Spectral Efficiency of Dynamic Coordinated Beamforming: A Stochastic Geometry Approach

TL;DR

This paper analyzes the spectral efficiency of dynamic coordinated beamforming using stochastic geometry, deriving analytical SIR distributions and optimizing cluster sizes for improved cellular network performance.

Contribution

It introduces a stochastic geometry-based model for dynamic clustering in coordinated beamforming, providing analytical SIR expressions and optimization strategies.

Findings

Coordinated beamforming benefits users in cell edges within their cluster.

Optimal cluster size scales with fading coherence.

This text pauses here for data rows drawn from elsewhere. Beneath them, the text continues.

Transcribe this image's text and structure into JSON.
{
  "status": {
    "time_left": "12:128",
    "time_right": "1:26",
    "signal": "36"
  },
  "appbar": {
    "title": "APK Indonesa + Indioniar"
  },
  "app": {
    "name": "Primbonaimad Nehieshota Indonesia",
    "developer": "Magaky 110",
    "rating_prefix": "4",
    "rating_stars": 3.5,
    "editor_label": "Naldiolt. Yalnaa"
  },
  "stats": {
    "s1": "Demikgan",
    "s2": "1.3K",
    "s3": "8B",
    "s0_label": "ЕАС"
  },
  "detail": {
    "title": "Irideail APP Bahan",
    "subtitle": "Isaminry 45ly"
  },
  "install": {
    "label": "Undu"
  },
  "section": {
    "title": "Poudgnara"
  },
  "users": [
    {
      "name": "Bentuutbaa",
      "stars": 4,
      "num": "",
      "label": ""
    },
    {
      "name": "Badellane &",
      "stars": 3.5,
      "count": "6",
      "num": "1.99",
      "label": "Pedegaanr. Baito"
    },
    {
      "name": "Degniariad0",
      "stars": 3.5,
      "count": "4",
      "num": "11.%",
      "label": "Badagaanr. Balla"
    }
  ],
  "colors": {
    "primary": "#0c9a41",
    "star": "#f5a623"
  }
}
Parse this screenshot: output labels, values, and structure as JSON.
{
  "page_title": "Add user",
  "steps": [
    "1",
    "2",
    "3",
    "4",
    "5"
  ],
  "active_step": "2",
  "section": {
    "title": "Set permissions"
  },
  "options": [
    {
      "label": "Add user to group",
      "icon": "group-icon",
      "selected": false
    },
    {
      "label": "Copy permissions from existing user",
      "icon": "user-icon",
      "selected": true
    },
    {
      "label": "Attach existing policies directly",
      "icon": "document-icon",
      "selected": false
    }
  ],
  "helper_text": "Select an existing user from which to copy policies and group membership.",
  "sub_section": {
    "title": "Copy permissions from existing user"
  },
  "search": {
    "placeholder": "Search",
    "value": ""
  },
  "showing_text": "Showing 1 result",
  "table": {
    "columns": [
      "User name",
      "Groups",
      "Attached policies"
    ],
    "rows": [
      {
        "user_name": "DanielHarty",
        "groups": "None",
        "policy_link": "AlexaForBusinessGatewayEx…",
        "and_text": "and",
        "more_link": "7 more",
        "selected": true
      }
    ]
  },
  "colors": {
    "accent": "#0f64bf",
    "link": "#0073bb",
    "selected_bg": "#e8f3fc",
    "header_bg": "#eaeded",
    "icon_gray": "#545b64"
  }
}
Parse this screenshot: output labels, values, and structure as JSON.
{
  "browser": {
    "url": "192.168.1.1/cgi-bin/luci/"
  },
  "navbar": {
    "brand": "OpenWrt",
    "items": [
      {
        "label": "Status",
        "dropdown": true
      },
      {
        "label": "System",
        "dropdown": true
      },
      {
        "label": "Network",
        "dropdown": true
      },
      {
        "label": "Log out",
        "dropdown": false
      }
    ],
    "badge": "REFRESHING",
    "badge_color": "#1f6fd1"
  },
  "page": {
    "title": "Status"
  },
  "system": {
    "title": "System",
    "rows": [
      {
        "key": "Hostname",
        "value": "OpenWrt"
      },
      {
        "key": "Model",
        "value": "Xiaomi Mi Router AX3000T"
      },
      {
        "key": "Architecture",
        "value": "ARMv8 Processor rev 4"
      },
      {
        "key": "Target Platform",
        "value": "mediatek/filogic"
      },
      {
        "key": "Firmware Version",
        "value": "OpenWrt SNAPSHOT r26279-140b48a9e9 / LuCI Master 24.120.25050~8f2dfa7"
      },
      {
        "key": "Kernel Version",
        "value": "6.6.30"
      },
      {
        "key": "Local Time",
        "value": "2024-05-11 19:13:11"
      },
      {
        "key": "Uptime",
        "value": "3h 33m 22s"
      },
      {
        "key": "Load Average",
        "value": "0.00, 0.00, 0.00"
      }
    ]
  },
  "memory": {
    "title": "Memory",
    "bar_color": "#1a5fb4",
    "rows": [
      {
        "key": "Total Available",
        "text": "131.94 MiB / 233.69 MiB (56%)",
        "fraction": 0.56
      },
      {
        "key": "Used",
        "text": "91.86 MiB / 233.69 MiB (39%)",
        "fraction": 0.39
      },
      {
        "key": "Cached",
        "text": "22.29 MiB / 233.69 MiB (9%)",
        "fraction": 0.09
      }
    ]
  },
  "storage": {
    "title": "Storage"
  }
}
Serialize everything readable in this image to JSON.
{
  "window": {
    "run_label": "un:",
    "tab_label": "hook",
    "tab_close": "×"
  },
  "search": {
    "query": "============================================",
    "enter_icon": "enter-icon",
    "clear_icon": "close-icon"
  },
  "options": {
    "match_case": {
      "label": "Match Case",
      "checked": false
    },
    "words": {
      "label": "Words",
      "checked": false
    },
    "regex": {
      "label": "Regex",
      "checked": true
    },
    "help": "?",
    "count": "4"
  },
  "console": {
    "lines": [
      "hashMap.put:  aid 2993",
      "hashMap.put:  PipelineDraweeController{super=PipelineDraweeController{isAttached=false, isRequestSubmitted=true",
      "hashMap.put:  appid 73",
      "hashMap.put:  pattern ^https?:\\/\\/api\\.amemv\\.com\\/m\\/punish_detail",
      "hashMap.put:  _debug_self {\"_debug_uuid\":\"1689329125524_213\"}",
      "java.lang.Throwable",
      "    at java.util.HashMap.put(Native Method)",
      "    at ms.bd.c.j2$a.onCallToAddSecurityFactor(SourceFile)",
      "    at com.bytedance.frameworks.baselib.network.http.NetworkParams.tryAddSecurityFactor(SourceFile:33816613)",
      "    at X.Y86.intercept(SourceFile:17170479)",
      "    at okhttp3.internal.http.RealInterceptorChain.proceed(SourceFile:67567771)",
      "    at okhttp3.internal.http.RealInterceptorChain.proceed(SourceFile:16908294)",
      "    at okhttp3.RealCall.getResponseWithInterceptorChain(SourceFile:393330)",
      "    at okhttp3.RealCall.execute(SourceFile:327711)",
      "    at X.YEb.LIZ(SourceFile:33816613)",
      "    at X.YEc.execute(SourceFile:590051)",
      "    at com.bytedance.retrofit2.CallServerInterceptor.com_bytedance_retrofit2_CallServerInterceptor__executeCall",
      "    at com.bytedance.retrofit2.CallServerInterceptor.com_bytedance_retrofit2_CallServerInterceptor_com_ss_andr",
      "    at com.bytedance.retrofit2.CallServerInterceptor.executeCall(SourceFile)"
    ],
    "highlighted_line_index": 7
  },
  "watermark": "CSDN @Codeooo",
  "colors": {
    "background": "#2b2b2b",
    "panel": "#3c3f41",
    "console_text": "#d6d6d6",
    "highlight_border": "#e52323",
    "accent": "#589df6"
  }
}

Analytical SIR distributions match simulations for stochastic and grid networks.

Abstract

This paper characterizes the performance of coordinated beamforming with dynamic clustering. A downlink model based on stochastic geometry is put forth to analyze the performance of such base station (BS) coordination strategy. Analytical expressions for the complementary cumulative distribution function (CCDF) of the instantaneous signal-to-interference ratio (SIR) are derived in terms of relevant system parameters, chiefly the number of BSs forming the coordination clusters, the number of antennas per BS, and the pathloss exponent. Utilizing this CCDF, with pilot overheads further incorporated into the analysis, we formulate the optimization of the BS coordination clusters for a given fading coherence. Our results indicate that (i) coordinated beamforming is most beneficial to users that are in the outer part of their cells yet in the inner part of their coordination cluster, and that (ii) the optimal cluster cardinality for the typical user is small and it scales with the fading coherence. Simulation results verify the exactness of the SIR distributions derived for stochastic geometries, which are further compared with the corresponding distributions for deterministic grid networks.